11th December, 2025 (Thursday), 4:00 PM (India Standard Time)
Where
KPA Auditorium, Department of Materials Engineering
Abstract:
Ferritic-martensitic (F/M) steels containing 8.5-12% Cr are essential for high-temperature applications, including power production. Among the different grades of F/M steel, Grade 91 steel is selected for use in India’s Prototype Fast Breeder Reactor (PFBR), and advanced reactors worldwide, including ASTRID, JSFR, CFR-1000, and PGSFR. Boron-modified Grade 91 steel is an optimised version, with superior high temperature properties. However, boron addition necessitates careful control of the manufacturing process to ensure the required properties in the end product. It is essential to address the phase transformations occurring during and after deformation, and to correlate these with the major stages of manufacturing.

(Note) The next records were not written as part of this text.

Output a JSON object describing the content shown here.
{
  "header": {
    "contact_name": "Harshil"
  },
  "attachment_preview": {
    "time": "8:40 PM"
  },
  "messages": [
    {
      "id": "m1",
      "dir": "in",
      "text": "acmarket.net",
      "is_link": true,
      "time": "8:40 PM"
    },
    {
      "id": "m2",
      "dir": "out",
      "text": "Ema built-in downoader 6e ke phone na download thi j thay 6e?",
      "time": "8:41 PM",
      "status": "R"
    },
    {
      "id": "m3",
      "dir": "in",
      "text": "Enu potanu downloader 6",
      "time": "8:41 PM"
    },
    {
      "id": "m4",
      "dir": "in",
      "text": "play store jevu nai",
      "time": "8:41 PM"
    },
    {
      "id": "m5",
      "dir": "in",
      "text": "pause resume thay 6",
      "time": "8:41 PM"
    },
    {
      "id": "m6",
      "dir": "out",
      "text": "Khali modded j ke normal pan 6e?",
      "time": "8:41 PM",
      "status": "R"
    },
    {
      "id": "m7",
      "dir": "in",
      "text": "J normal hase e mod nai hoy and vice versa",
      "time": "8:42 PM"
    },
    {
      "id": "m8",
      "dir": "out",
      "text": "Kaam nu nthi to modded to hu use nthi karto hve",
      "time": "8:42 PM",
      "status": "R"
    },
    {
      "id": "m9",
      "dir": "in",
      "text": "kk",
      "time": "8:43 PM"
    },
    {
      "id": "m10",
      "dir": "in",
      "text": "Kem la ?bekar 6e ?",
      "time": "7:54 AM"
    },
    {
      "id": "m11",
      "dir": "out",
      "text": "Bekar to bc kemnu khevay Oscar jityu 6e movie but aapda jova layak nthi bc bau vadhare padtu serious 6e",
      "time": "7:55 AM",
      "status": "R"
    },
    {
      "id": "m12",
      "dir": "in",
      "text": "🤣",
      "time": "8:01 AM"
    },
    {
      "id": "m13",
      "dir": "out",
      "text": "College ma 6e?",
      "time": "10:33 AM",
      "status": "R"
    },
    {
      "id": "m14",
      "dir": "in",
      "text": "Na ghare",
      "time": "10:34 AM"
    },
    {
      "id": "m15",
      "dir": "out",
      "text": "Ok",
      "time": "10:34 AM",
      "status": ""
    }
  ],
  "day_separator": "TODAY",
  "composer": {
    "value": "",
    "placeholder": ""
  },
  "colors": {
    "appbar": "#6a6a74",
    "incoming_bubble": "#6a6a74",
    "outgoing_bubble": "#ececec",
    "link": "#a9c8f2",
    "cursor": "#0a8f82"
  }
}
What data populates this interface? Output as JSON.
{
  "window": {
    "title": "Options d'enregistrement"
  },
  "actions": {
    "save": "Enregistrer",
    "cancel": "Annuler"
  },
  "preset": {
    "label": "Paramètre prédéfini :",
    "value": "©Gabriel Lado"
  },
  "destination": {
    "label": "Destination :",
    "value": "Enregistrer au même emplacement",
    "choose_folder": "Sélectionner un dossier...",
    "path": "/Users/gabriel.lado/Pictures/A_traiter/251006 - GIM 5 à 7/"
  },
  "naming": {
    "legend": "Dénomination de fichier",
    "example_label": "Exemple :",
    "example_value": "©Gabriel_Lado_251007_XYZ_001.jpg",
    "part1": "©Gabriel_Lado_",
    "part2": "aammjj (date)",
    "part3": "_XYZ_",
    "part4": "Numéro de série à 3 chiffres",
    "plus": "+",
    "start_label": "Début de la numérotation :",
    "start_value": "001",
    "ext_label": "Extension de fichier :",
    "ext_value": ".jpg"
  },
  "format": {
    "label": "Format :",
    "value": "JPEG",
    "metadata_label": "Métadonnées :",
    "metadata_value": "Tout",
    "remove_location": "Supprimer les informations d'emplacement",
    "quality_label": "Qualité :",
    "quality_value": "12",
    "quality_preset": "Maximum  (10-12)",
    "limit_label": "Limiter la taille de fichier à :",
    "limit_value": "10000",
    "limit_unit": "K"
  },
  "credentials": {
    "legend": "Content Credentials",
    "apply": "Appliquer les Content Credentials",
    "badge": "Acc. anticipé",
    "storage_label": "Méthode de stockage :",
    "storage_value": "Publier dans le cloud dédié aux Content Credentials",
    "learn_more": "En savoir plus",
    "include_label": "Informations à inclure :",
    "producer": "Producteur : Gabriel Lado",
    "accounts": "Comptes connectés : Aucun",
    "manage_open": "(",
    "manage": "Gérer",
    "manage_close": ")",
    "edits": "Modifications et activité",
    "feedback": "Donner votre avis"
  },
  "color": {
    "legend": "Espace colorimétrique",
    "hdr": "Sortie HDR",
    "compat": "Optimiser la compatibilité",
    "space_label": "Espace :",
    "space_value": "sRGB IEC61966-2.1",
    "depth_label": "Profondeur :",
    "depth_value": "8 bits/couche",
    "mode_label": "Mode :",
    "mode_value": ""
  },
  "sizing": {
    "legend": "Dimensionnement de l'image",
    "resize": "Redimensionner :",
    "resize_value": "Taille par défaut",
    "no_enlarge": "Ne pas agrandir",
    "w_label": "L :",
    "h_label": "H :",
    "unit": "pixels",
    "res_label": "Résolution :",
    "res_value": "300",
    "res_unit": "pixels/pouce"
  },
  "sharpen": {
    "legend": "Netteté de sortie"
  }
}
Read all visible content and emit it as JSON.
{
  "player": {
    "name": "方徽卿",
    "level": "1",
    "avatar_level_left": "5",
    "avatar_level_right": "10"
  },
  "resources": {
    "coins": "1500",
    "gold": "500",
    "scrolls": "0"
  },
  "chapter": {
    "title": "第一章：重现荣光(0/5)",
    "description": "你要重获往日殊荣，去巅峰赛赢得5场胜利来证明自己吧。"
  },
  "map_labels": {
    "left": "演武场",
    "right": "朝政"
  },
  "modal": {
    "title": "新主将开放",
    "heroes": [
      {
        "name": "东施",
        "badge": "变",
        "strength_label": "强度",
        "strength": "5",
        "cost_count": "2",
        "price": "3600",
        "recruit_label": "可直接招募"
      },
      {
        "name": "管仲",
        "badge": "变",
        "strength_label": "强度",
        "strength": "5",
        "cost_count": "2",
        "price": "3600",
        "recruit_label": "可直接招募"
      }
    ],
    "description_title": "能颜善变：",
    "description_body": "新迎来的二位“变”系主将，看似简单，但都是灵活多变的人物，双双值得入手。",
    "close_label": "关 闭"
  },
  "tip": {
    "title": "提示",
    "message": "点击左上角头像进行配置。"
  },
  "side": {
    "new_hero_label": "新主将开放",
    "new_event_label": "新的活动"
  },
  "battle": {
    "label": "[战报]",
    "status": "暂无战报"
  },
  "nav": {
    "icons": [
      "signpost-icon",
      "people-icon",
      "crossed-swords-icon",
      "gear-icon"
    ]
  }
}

This investigation aims to address gaps in the current understanding through an experimental investigation of the hot working, warm working and cold working stages of manufacturing. The evolution of microstructure and crystallographic texture is correlated to the hot working process parameters. Through this correlation, the occurrence of dynamic transformation is demonstrated at specific hot working conditions. The mechanisms of this transformation and its dependence on process conditions are established. Further, the martensite phase transformation immediately following hot working is investigated with respect to martensitic variant selection. Through this, a method to predict transformation texture is established. This method has been used to generate new, desired martensite textures through simple hot working processes.
The mechanisms responsible for softening at warm working conditions are elucidated and correlated with the microstructure. As this steel is not amenable to high amounts of cold working by conventional methods, the feasibility of imparting high strains through severe plastic deformation has been investigated. The resultant microstructure is evaluated using new microstructural measurements that are specific to the martensitic microstructure. Finally, the learnings from individual processing stages are integrated to provide a comprehensive processing-microstructure-texture property correlations in F/M steel.